The Borexino Collaboration reports results that blast past a milestone in neutrino physics. They have detected solar neutrinos produced by a cycle of nuclear-fusion reactions known as the carbon–nitrogen–oxygen (CNO) cycle. Measurements of these neutrinos have the potential to resolve uncertainties about the composition of the solar core, and offer crucial insights into the formation of heavy stars.
The Sun is powered by fusion reactions that occur in its core: in the intense heat of this highly pressurized environment, protons fuse together to form helium. This occurs in two distinct cycles of nuclear reactions. The first is called the proton–proton chain (or pp chain), and dominates energy production in stars the size of our Sun. The second is the CNO cycle, which accounts for roughly 1% of solar power, but dominates energy production in heavier stars6.
The first experiment to detect solar neutrinos was carried out using a detector in Homestake Mine, South Dakota. This used measurements of pp-chain solar neutrinos to probe the Standard Solar Model (SSM), which describes nuclear fusion in the Sun. The surprising result from this experiment was that only approximately one-third as many neutrinos of the expected type (flavour) were detected.
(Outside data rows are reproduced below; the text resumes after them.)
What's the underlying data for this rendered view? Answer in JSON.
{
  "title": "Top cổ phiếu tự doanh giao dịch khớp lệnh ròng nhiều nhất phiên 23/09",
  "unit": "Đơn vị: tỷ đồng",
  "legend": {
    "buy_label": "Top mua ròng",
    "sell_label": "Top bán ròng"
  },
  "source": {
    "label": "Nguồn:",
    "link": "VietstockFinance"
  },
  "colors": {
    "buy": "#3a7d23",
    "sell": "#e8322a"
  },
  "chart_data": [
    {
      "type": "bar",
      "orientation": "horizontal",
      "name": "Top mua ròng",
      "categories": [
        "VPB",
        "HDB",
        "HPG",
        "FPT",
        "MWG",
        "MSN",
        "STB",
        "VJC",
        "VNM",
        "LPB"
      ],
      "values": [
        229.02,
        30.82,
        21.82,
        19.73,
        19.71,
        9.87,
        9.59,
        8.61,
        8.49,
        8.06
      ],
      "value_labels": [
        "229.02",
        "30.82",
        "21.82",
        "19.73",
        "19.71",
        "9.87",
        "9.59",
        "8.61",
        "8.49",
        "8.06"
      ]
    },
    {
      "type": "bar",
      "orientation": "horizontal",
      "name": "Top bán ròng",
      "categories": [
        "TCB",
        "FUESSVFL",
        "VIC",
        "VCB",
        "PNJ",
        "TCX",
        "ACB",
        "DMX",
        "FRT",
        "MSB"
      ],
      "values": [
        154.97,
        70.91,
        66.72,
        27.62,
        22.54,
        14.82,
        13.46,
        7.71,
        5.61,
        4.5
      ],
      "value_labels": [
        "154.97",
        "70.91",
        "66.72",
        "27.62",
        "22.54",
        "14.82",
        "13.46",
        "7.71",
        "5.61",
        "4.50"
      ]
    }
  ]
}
A decades-long campaign of experiments followed, seeking to resolve this ‘solar neutrino problem’. Nobel-prizewinning results from the Sudbury Neutrino Observatory in Ontario, Canada, eventually explained the deficit: the neutrinos were changing flavour between their production and detection. The Borexino experiment at the Gran Sasso National Laboratory in Italy followed up this result with a full spectral analysis of neutrinos from many stages of the pp chain. This analysis finally allowed the field to come full circle, re-opening the possibility of using solar neutrinos as a means of probing the Sun’s interior.
The Borexino Collaboration now reports another groundbreaking achievement from its experiment: the first detection of neutrinos from the CNO cycle. This result is a huge leap forward, offering the chance to resolve the mystery of the elemental composition of the Sun’s core. In astrophysics, any element heavier than helium is termed a metal. The exact metal content (the metallicity) of a star’s core affects the rate of the CNO cycle. This, in turn, influences the temperature and density profile — and thus the evolution — of the star, as well as the opacity of its outer layers.
The metallicity and opacity of the Sun affect the speed of sound waves propagating through its volume. For decades, helio-seismological measurements were in agreement with SSM predictions for the speed of sound in the Sun, giving confidence in that model. However, more-recent spectroscopic measurements of solar opacity produced results that were significantly lower than previously thought, leading to discrepancies with the helio-seismological data. Precise measurements of CNO-cycle neutrinos offer the only independent handle by which to investigate this difference. Such measurements would also shed further light on stellar evolution.